I commented on Facebook just a few weeks ago that I wasn’t going to read any articles about ticks this year. “Ticks are scary enough all by themselves,” I said. ” I don’t need to read, or think, or worry about them more.”

So true. I wish I had stuck to the spirit of that statement and stayed away from all news about ticks. But, last night, when my husband told me there was going to be a scary tick report on TV, I couldn’t help myself. I stayed, and I watched. What the newscasters told us was awful: one guy, one short walk, 26 ticks. Ugh.

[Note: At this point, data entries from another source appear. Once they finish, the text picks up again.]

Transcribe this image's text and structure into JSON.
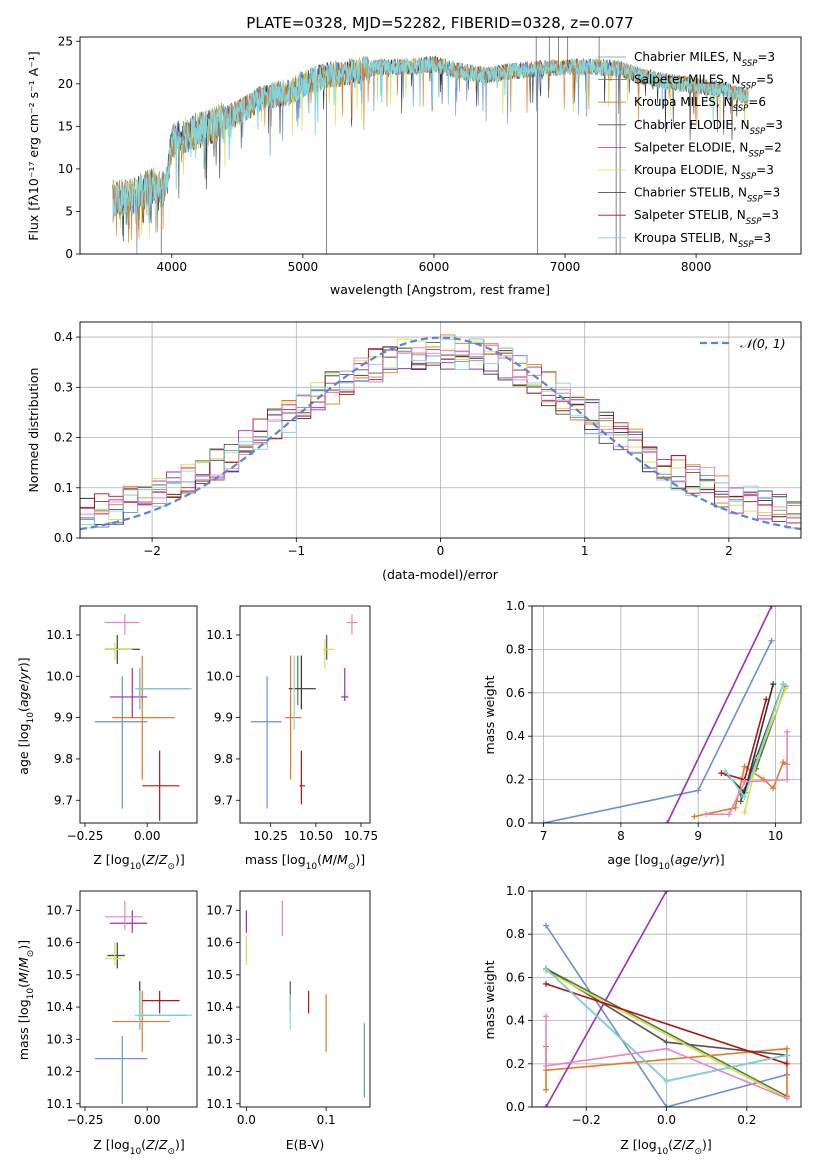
{
  "figure_title": "PLATE=0328, MJD=52282, FIBERID=0328, z=0.077",
  "colors": {
    "Chabrier MILES": "#6a8fd6",
    "Salpeter MILES": "#5a7a3a",
    "Kroupa MILES": "#e07b27",
    "Chabrier ELODIE": "#555555",
    "Salpeter ELODIE": "#9b30b0",
    "Kroupa ELODIE": "#d4e04a",
    "Chabrier STELIB": "#333333",
    "Salpeter STELIB": "#b31515",
    "Kroupa STELIB": "#80d8e0",
    "pink": "#e884c0",
    "purple": "#8a2cb0"
  },
  "chart_data": [
    {
      "type": "line",
      "title": "PLATE=0328, MJD=52282, FIBERID=0328, z=0.077",
      "xlabel": "wavelength [Angstrom, rest frame]",
      "ylabel": "Flux [fλ10⁻¹⁷ erg cm⁻² s⁻¹ A⁻¹]",
      "xlim": [
        3300,
        8800
      ],
      "ylim": [
        0,
        25.5
      ],
      "xticks": [
        4000,
        5000,
        6000,
        7000,
        8000
      ],
      "yticks": [
        0,
        5,
        10,
        15,
        20,
        25
      ],
      "legend_position": "top-right",
      "legend": [
        {
          "label": "Chabrier MILES, N",
          "sub": "SSP",
          "suffix": "=3"
        },
        {
          "label": "Salpeter MILES, N",
          "sub": "SSP",
          "suffix": "=5"
        },
        {
          "label": "Kroupa MILES, N",
          "sub": "SSP",
          "suffix": "=6"
        },
        {
          "label": "Chabrier ELODIE, N",
          "sub": "SSP",
          "suffix": "=3"
        },
        {
          "label": "Salpeter ELODIE, N",
          "sub": "SSP",
          "suffix": "=2"
        },
        {
          "label": "Kroupa ELODIE, N",
          "sub": "SSP",
          "suffix": "=3"
        },
        {
          "label": "Chabrier STELIB, N",
          "sub": "SSP",
          "suffix": "=3"
        },
        {
          "label": "Salpeter STELIB, N",
          "sub": "SSP",
          "suffix": "=3"
        },
        {
          "label": "Kroupa STELIB, N",
          "sub": "SSP",
          "suffix": "=3"
        }
      ],
      "spectrum_envelope": {
        "x": [
          3550,
          3700,
          3850,
          3950,
          4000,
          4100,
          4300,
          4500,
          4700,
          4900,
          5000,
          5200,
          5400,
          5600,
          5800,
          6000,
          6200,
          6400,
          6600,
          6800,
          7000,
          7200,
          7400,
          7600,
          7800,
          8000,
          8200,
          8400
        ],
        "y": [
          6.5,
          6.8,
          8.0,
          7.5,
          13.0,
          14.0,
          15.0,
          16.5,
          18.5,
          19.0,
          20.0,
          21.0,
          21.5,
          22.0,
          22.0,
          22.3,
          21.5,
          21.0,
          21.5,
          21.8,
          22.0,
          22.0,
          21.8,
          20.8,
          20.2,
          19.8,
          19.3,
          18.5
        ]
      }
    },
    {
      "type": "line",
      "xlabel": "(data-model)/error",
      "ylabel": "Normed distribution",
      "xlim": [
        -2.5,
        2.5
      ],
      "ylim": [
        0,
        0.43
      ],
      "xticks": [
        -2,
        -1,
        0,
        1,
        2
      ],
      "yticks": [
        0.0,
        0.1,
        0.2,
        0.3,
        0.4
      ],
      "legend_position": "top-right",
      "legend": [
        {
          "label": "𝒩(0, 1)"
        }
      ],
      "gaussian": {
        "mean": 0,
        "sigma": 1
      }
    },
    {
      "type": "scatter",
      "xlabel": "Z [log10(Z/Z⊙)]",
      "ylabel": "age  [log10(age/yr)]",
      "xlim": [
        -0.27,
        0.2
      ],
      "ylim": [
        9.645,
        10.17
      ],
      "xticks": [
        -0.25,
        0.0
      ],
      "xtick_labels": [
        "−0.25",
        "0.00"
      ],
      "yticks": [
        9.7,
        9.8,
        9.9,
        10.0,
        10.1
      ],
      "errorbars": [
        {
          "name": "Chabrier MILES",
          "x": -0.1,
          "y": 9.89,
          "x0": -0.21,
          "x1": 0.0,
          "y0": 9.68,
          "y1": 10.0
        },
        {
          "name": "Salpeter MILES",
          "x": -0.12,
          "y": 10.065,
          "x0": -0.17,
          "x1": -0.03,
          "y0": 10.03,
          "y1": 10.1
        },
        {
          "name": "Kroupa MILES",
          "x": -0.02,
          "y": 9.9,
          "x0": -0.14,
          "x1": 0.11,
          "y0": 9.75,
          "y1": 10.05
        },
        {
          "name": "Chabrier ELODIE",
          "x": -0.12,
          "y": 10.065,
          "x0": -0.17,
          "x1": -0.03,
          "y0": 10.03,
          "y1": 10.1
        },
        {
          "name": "Salpeter ELODIE",
          "x": -0.06,
          "y": 9.95,
          "x0": -0.15,
          "x1": 0.0,
          "y0": 9.9,
          "y1": 10.02
        },
        {
          "name": "Kroupa ELODIE",
          "x": -0.13,
          "y": 10.065,
          "x0": -0.17,
          "x1": -0.06,
          "y0": 10.04,
          "y1": 10.08
        },
        {
          "name": "Chabrier STELIB",
          "x": -0.03,
          "y": 9.97,
          "x0": -0.04,
          "x1": 0.17,
          "y0": 9.92,
          "y1": 10.02
        },
        {
          "name": "Salpeter STELIB",
          "x": 0.05,
          "y": 9.735,
          "x0": -0.02,
          "x1": 0.13,
          "y0": 9.65,
          "y1": 9.82
        },
        {
          "name": "Kroupa STELIB",
          "x": -0.03,
          "y": 9.97,
          "x0": -0.05,
          "x1": 0.18,
          "y0": 9.92,
          "y1": 10.02
        },
        {
          "name": "pink",
          "x": -0.09,
          "y": 10.13,
          "x0": -0.17,
          "x1": -0.03,
          "y0": 10.1,
          "y1": 10.15
        }
      ]
    },
    {
      "type": "scatter",
      "xlabel": "mass [log10(M/M⊙)]",
      "xlim": [
        10.08,
        10.8
      ],
      "ylim": [
        9.645,
        10.17
      ],
      "xticks": [
        10.25,
        10.5,
        10.75
      ],
      "xtick_labels": [
        "10.25",
        "10.50",
        "10.75"
      ],
      "yticks": [
        9.7,
        9.8,
        9.9,
        10.0,
        10.1
      ],
      "errorbars": [
        {
          "name": "Chabrier MILES",
          "x": 10.23,
          "y": 9.89,
          "x0": 10.14,
          "x1": 10.31,
          "y0": 9.68,
          "y1": 10.0
        },
        {
          "name": "Salpeter MILES",
          "x": 10.4,
          "y": 9.97,
          "x0": 10.4,
          "x1": 10.4,
          "y0": 9.93,
          "y1": 10.05
        },
        {
          "name": "Kroupa MILES",
          "x": 10.36,
          "y": 9.9,
          "x0": 10.33,
          "x1": 10.42,
          "y0": 9.75,
          "y1": 10.05
        },
        {
          "name": "Chabrier ELODIE",
          "x": 10.56,
          "y": 10.065,
          "x0": 10.56,
          "x1": 10.56,
          "y0": 10.04,
          "y1": 10.1
        },
        {
          "name": "Salpeter ELODIE",
          "x": 10.66,
          "y": 9.95,
          "x0": 10.64,
          "x1": 10.68,
          "y0": 9.94,
          "y1": 10.02
        },
        {
          "name": "Kroupa ELODIE",
          "x": 10.55,
          "y": 10.065,
          "x0": 10.54,
          "x1": 10.6,
          "y0": 10.02,
          "y1": 10.09
        },
        {
          "name": "Chabrier STELIB",
          "x": 10.42,
          "y": 9.97,
          "x0": 10.35,
          "x1": 10.5,
          "y0": 9.92,
          "y1": 10.05
        },
        {
          "name": "Salpeter STELIB",
          "x": 10.42,
          "y": 9.735,
          "x0": 10.41,
          "x1": 10.44,
          "y0": 9.69,
          "y1": 9.82
        },
        {
          "name": "Kroupa STELIB",
          "x": 10.38,
          "y": 9.97,
          "x0": 10.37,
          "x1": 10.38,
          "y0": 9.87,
          "y1": 10.05
        },
        {
          "name": "pink",
          "x": 10.7,
          "y": 10.13,
          "x0": 10.67,
          "x1": 10.73,
          "y0": 10.1,
          "y1": 10.15
        }
      ]
    },
    {
      "type": "line",
      "xlabel": "age  [log10(age/yr)]",
      "ylabel": "mass weight",
      "xlim": [
        6.85,
        10.33
      ],
      "ylim": [
        0,
        1.0
      ],
      "xticks": [
        7,
        8,
        9,
        10
      ],
      "yticks": [
        0.0,
        0.2,
        0.4,
        0.6,
        0.8,
        1.0
      ],
      "series": [
        {
          "name": "Chabrier MILES",
          "x": [
            7.0,
            9.0,
            9.95
          ],
          "y": [
            0.0,
            0.15,
            0.84
          ]
        },
        {
          "name": "Salpeter MILES",
          "x": [
            9.55,
            9.75,
            10.13
          ],
          "y": [
            0.13,
            0.25,
            0.63
          ]
        },
        {
          "name": "Kroupa MILES",
          "x": [
            8.95,
            9.48,
            9.6,
            9.85,
            9.97,
            10.1,
            10.15
          ],
          "y": [
            0.03,
            0.07,
            0.26,
            0.2,
            0.16,
            0.28,
            0.27
          ]
        },
        {
          "name": "Chabrier ELODIE",
          "x": [
            9.55,
            9.75,
            10.1
          ],
          "y": [
            0.1,
            0.3,
            0.64
          ]
        },
        {
          "name": "Salpeter ELODIE",
          "x": [
            8.6,
            9.95
          ],
          "y": [
            0.0,
            1.0
          ]
        },
        {
          "name": "Kroupa ELODIE",
          "x": [
            9.6,
            9.77,
            10.13
          ],
          "y": [
            0.05,
            0.3,
            0.62
          ]
        },
        {
          "name": "Chabrier STELIB",
          "x": [
            9.35,
            9.6,
            9.97
          ],
          "y": [
            0.23,
            0.14,
            0.64
          ]
        },
        {
          "name": "Salpeter STELIB",
          "x": [
            9.3,
            9.6,
            9.88
          ],
          "y": [
            0.23,
            0.2,
            0.57
          ]
        },
        {
          "name": "Kroupa STELIB",
          "x": [
            9.35,
            9.6,
            10.1
          ],
          "y": [
            0.24,
            0.12,
            0.64
          ]
        },
        {
          "name": "pink",
          "x": [
            9.1,
            9.4,
            9.6,
            10.15,
            10.15
          ],
          "y": [
            0.04,
            0.04,
            0.19,
            0.2,
            0.42
          ]
        }
      ]
    },
    {
      "type": "scatter",
      "xlabel": "Z [log10(Z/Z⊙)]",
      "ylabel": "mass [log10(M/M⊙)]",
      "xlim": [
        -0.27,
        0.2
      ],
      "ylim": [
        10.09,
        10.76
      ],
      "xticks": [
        -0.25,
        0.0
      ],
      "xtick_labels": [
        "−0.25",
        "0.00"
      ],
      "yticks": [
        10.1,
        10.2,
        10.3,
        10.4,
        10.5,
        10.6,
        10.7
      ],
      "errorbars": [
        {
          "name": "Chabrier MILES",
          "x": -0.1,
          "y": 10.24,
          "x0": -0.21,
          "x1": 0.0,
          "y0": 10.1,
          "y1": 10.31
        },
        {
          "name": "Salpeter MILES",
          "x": -0.12,
          "y": 10.56,
          "x0": -0.16,
          "x1": -0.09,
          "y0": 10.52,
          "y1": 10.6
        },
        {
          "name": "Kroupa MILES",
          "x": -0.02,
          "y": 10.355,
          "x0": -0.14,
          "x1": 0.09,
          "y0": 10.26,
          "y1": 10.45
        },
        {
          "name": "Chabrier ELODIE",
          "x": -0.12,
          "y": 10.56,
          "x0": -0.16,
          "x1": -0.09,
          "y0": 10.52,
          "y1": 10.6
        },
        {
          "name": "Salpeter ELODIE",
          "x": -0.06,
          "y": 10.66,
          "x0": -0.15,
          "x1": 0.0,
          "y0": 10.63,
          "y1": 10.7
        },
        {
          "name": "Kroupa ELODIE",
          "x": -0.13,
          "y": 10.55,
          "x0": -0.17,
          "x1": -0.1,
          "y0": 10.53,
          "y1": 10.6
        },
        {
          "name": "Chabrier STELIB",
          "x": -0.03,
          "y": 10.375,
          "x0": -0.04,
          "x1": 0.16,
          "y0": 10.33,
          "y1": 10.48
        },
        {
          "name": "Salpeter STELIB",
          "x": 0.05,
          "y": 10.42,
          "x0": -0.02,
          "x1": 0.13,
          "y0": 10.38,
          "y1": 10.45
        },
        {
          "name": "Kroupa STELIB",
          "x": -0.03,
          "y": 10.375,
          "x0": -0.05,
          "x1": 0.18,
          "y0": 10.33,
          "y1": 10.45
        },
        {
          "name": "pink",
          "x": -0.09,
          "y": 10.68,
          "x0": -0.17,
          "x1": -0.02,
          "y0": 10.64,
          "y1": 10.73
        }
      ]
    },
    {
      "type": "scatter",
      "xlabel": "E(B-V)",
      "xlim": [
        -0.008,
        0.155
      ],
      "ylim": [
        10.09,
        10.76
      ],
      "xticks": [
        0.0,
        0.1
      ],
      "xtick_labels": [
        "0.0",
        "0.1"
      ],
      "yticks": [
        10.1,
        10.2,
        10.3,
        10.4,
        10.5,
        10.6,
        10.7
      ],
      "errorbars": [
        {
          "name": "Chabrier MILES",
          "x": 0.148,
          "y": 10.24,
          "x0": 0.148,
          "x1": 0.148,
          "y0": 10.12,
          "y1": 10.35
        },
        {
          "name": "Kroupa MILES",
          "x": 0.1,
          "y": 10.35,
          "x0": 0.1,
          "x1": 0.1,
          "y0": 10.26,
          "y1": 10.44
        },
        {
          "name": "Chabrier ELODIE",
          "x": 0.055,
          "y": 10.43,
          "x0": 0.055,
          "x1": 0.055,
          "y0": 10.39,
          "y1": 10.48
        },
        {
          "name": "Salpeter ELODIE",
          "x": 0.0,
          "y": 10.66,
          "x0": 0.0,
          "x1": 0.0,
          "y0": 10.63,
          "y1": 10.7
        },
        {
          "name": "Kroupa ELODIE",
          "x": 0.0,
          "y": 10.56,
          "x0": 0.0,
          "x1": 0.0,
          "y0": 10.53,
          "y1": 10.62
        },
        {
          "name": "Salpeter STELIB",
          "x": 0.078,
          "y": 10.415,
          "x0": 0.078,
          "x1": 0.078,
          "y0": 10.38,
          "y1": 10.45
        },
        {
          "name": "Kroupa STELIB",
          "x": 0.055,
          "y": 10.37,
          "x0": 0.055,
          "x1": 0.055,
          "y0": 10.33,
          "y1": 10.44
        },
        {
          "name": "pink",
          "x": 0.045,
          "y": 10.68,
          "x0": 0.045,
          "x1": 0.045,
          "y0": 10.62,
          "y1": 10.73
        }
      ]
    },
    {
      "type": "line",
      "xlabel": "Z [log10(Z/Z⊙)]",
      "ylabel": "mass weight",
      "xlim": [
        -0.335,
        0.335
      ],
      "ylim": [
        0,
        1.0
      ],
      "xticks": [
        -0.2,
        0.0,
        0.2
      ],
      "xtick_labels": [
        "−0.2",
        "0.0",
        "0.2"
      ],
      "yticks": [
        0.0,
        0.2,
        0.4,
        0.6,
        0.8,
        1.0
      ],
      "series": [
        {
          "name": "Chabrier MILES",
          "x": [
            -0.3,
            0.0,
            0.3
          ],
          "y": [
            0.84,
            0.0,
            0.15
          ]
        },
        {
          "name": "Salpeter MILES",
          "x": [
            -0.3,
            0.3
          ],
          "y": [
            0.64,
            0.05
          ]
        },
        {
          "name": "Kroupa MILES",
          "x": [
            -0.3,
            -0.3,
            -0.3,
            0.3,
            0.3
          ],
          "y": [
            0.08,
            0.28,
            0.17,
            0.27,
            0.05
          ]
        },
        {
          "name": "Chabrier ELODIE",
          "x": [
            -0.3,
            0.0,
            0.3
          ],
          "y": [
            0.64,
            0.3,
            0.24
          ]
        },
        {
          "name": "Salpeter ELODIE",
          "x": [
            -0.3,
            0.0
          ],
          "y": [
            0.0,
            1.0
          ]
        },
        {
          "name": "Kroupa ELODIE",
          "x": [
            -0.3,
            0.3
          ],
          "y": [
            0.63,
            0.04
          ]
        },
        {
          "name": "Chabrier STELIB",
          "x": [
            -0.3,
            0.0,
            0.3
          ],
          "y": [
            0.64,
            0.12,
            0.24
          ]
        },
        {
          "name": "Salpeter STELIB",
          "x": [
            -0.3,
            0.3
          ],
          "y": [
            0.57,
            0.2
          ]
        },
        {
          "name": "Kroupa STELIB",
          "x": [
            -0.3,
            0.0,
            0.3
          ],
          "y": [
            0.64,
            0.12,
            0.24
          ]
        },
        {
          "name": "pink",
          "x": [
            -0.3,
            -0.3,
            0.0,
            0.3
          ],
          "y": [
            0.42,
            0.19,
            0.27,
            0.04
          ]
        }
      ]
    }
  ]
}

But let’s think for a moment. Is this really any different from what I saw here last year? There is a wooded area that I must walk through to get from my yard to the park trail. The path is narrow, and it’s usually impossible to get through the area without touching any plants. I always assume, even when it’s below freezing, that I’ll get ticks on me. I check myself carefully once I’m through, and I often find a tick. But there was at least one occasion last year when I found three, all from just that little patch of woods. So, for a longer walk in a similar area, would 26 be a startling number?

No, not at all. Assuming the same tick density, his walk would only have to be nine times longer than mine. That’s a brief walk, well under ten minutes. Ticks love the woodsy areas that we (suburbanites) have created for them, and I suspect that climate change is also benefiting them. It’s too bad, but it’s the reality that we have to live with now. I know it, and I should just accept that I know it and stick to my resolution to stay away from news about ticks!